A rustle, a burst of feedback, a couple of clicks, and Seamus Rawles Malliagh aka Iglooghost’s second album begins. Lei Line Eon has much of the same percussive energy as 2017’s Neo Wax Bloom while incorporating more live instrumentation such as piano and violin to the mix, and the results are sonically dynamic and emotionally gripping.
The immediate comparison one draws is to SOPHIE as the beats of Pure Grey Circle squelch, squeak and clang, but the addition of choral harmonies, cut-up lyrics and what sound like bagpipes (?!) add a whole new dimension to the sound.

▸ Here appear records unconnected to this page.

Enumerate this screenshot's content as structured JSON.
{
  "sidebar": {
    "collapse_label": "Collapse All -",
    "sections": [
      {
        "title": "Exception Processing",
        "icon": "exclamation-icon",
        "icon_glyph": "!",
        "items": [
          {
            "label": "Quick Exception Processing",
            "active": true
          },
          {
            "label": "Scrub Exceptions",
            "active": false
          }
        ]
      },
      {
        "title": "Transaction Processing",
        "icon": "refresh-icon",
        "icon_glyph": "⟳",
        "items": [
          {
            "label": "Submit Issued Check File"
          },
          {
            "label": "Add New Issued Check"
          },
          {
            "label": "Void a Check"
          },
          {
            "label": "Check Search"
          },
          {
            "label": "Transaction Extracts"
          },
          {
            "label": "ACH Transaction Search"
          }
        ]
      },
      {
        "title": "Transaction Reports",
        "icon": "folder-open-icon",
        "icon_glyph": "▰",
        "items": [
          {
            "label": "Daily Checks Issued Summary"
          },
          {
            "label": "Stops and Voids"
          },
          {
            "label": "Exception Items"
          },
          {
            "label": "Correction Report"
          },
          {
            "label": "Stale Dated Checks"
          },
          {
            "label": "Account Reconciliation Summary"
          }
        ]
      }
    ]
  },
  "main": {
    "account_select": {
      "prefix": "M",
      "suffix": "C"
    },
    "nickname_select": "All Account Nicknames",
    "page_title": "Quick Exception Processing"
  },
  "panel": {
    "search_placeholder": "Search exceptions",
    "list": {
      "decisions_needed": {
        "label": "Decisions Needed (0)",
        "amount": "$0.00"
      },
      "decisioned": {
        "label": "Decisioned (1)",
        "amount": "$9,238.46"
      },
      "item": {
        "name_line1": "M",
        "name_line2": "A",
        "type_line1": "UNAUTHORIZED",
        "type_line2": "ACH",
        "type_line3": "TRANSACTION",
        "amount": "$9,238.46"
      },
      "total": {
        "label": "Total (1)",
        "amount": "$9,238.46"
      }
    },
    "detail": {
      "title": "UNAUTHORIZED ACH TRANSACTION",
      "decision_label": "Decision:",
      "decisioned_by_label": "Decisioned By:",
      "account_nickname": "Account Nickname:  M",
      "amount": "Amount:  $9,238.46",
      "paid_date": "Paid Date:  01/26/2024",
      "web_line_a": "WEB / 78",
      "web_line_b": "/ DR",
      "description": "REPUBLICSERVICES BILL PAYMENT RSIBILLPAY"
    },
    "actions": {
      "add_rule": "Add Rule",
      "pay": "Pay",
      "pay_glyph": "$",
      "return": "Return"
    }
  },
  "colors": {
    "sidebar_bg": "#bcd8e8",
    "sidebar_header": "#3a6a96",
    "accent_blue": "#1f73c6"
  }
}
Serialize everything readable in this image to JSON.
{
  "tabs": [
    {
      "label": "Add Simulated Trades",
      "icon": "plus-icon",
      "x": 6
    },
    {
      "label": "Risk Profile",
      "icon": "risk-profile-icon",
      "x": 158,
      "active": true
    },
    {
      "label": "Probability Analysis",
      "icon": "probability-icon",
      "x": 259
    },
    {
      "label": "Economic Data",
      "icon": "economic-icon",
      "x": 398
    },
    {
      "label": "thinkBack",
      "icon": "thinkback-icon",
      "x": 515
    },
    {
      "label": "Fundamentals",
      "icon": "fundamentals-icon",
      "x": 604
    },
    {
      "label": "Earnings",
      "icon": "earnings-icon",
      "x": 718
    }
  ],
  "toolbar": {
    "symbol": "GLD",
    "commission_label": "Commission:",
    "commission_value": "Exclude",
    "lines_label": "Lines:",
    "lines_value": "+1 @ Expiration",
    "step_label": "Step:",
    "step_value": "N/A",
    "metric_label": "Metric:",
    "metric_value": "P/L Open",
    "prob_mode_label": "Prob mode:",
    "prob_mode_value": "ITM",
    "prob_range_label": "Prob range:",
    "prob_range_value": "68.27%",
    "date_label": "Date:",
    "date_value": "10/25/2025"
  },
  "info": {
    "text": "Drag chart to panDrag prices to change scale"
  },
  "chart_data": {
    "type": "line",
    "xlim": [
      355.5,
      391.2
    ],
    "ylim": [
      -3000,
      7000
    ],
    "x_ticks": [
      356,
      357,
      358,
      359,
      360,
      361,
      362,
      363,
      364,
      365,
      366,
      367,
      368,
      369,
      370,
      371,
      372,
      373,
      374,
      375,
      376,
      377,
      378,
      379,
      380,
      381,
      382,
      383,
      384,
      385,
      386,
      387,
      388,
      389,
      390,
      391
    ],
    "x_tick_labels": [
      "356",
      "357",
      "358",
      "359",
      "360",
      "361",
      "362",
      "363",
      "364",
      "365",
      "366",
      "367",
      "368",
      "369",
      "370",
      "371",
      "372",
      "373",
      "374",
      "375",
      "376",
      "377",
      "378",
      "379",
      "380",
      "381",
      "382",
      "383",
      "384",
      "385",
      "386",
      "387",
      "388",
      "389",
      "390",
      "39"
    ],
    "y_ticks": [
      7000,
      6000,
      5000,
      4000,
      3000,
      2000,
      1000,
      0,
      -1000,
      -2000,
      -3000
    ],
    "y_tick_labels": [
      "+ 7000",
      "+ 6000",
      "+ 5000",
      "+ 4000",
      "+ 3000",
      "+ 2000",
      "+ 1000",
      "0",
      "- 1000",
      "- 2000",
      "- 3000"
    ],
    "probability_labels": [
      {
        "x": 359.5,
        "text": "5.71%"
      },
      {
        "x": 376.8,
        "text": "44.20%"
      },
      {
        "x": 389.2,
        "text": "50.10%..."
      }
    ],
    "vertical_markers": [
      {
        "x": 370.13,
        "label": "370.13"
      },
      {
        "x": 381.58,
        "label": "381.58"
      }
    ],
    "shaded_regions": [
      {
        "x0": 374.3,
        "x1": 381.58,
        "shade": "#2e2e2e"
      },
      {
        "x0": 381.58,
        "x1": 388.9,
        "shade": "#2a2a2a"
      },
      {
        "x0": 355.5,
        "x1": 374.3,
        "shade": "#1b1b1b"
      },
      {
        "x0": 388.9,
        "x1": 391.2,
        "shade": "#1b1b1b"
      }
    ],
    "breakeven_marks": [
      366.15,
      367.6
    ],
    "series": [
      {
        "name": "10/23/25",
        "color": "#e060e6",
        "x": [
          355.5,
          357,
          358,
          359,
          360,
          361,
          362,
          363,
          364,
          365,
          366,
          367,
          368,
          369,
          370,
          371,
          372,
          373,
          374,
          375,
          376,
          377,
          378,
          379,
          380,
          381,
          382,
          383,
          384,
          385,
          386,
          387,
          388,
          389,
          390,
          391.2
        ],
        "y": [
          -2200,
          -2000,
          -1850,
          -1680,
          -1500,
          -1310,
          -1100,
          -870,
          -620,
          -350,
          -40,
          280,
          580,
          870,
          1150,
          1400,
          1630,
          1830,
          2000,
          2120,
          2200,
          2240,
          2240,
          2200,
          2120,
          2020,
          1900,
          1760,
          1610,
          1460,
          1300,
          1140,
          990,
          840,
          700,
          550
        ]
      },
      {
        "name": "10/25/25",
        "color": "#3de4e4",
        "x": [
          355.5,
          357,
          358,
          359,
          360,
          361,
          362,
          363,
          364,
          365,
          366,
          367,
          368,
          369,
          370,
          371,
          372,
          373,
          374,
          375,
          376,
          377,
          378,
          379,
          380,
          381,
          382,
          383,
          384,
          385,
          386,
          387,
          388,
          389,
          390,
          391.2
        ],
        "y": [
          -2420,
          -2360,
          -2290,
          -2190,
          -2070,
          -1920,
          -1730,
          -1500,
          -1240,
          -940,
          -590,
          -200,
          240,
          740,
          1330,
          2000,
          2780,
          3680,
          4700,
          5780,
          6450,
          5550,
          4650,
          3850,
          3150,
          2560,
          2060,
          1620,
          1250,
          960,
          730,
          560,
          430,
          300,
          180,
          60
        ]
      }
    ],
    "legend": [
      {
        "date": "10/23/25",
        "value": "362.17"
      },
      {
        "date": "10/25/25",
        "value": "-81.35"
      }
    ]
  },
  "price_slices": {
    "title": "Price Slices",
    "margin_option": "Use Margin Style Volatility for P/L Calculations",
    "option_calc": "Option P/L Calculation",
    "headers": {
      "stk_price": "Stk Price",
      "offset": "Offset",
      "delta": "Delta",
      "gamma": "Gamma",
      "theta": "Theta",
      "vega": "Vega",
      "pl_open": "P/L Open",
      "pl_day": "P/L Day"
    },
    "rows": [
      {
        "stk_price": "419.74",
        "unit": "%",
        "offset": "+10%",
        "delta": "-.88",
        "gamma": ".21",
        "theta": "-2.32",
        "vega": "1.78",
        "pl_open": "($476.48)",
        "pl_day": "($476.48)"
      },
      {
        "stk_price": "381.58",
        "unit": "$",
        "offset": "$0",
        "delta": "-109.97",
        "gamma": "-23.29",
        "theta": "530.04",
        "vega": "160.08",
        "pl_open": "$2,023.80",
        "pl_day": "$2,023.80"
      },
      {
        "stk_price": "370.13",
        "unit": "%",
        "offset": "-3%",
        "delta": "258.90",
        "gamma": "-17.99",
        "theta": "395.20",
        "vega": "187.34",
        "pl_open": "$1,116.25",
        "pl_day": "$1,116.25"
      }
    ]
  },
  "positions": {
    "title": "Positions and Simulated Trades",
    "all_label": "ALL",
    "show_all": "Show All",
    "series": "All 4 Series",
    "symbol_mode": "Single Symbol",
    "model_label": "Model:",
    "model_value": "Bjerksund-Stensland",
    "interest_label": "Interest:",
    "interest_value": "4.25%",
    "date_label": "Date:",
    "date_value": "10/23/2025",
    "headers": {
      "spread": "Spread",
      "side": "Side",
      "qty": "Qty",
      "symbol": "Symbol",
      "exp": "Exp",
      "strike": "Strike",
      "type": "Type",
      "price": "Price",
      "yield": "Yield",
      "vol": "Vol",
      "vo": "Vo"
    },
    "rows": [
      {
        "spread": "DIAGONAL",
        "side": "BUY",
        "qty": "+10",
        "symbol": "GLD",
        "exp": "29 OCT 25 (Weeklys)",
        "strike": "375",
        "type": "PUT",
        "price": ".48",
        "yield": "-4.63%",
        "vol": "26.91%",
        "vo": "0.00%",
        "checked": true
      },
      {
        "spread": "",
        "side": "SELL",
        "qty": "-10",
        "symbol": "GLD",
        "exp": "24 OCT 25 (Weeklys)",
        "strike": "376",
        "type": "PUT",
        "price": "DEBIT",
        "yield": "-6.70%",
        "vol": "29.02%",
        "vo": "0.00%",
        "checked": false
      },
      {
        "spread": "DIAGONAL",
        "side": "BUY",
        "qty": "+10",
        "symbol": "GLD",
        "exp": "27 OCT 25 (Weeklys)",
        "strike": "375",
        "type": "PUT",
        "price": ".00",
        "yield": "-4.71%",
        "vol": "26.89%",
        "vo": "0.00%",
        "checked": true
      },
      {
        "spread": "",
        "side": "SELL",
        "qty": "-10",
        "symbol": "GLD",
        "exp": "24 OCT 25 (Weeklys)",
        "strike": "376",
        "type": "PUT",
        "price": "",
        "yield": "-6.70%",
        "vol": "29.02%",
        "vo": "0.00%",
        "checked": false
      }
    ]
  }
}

The track transitions to a more upbeat state, complete with syncopated marimba and an uninterrupted rap verse, before returning to its previous trap-style arrangement for an ornate, violin-led conclusion.
The album can be abrasive, especially on tracks like Ui Birth where Skrillex-esque bass tones come into play, but it never loses sight of a gentle core. Take penultimate track Soil Bolt, which segues from a static-infused bass tone to a brief spot of orchestral minimalism and then gradually reintroduces the digital effects, giving both elements a chance to set the tone.
Zones U Can’t See is a highlight of the record, an ambitious episodic piece that balances cinematic bombast with skittering rhythms and a child shouting to truly dizzying effect, while a group of children serenade us in the dystopian baroque setting of Amu (Disk•Mod), the metallic twang of the harpsichord mutating and extending into an acidic soundbed. If it sounds a little chaotic that’s because it is, but the incongruous aesthetic of the record is endlessly fascinating.
Iglooghost has succeeded in an enviable task: he has managed to create a signature sound while innovating and progressively adding to that sound, and Lei Line Eon is a fine showcase for this unique artistic vision.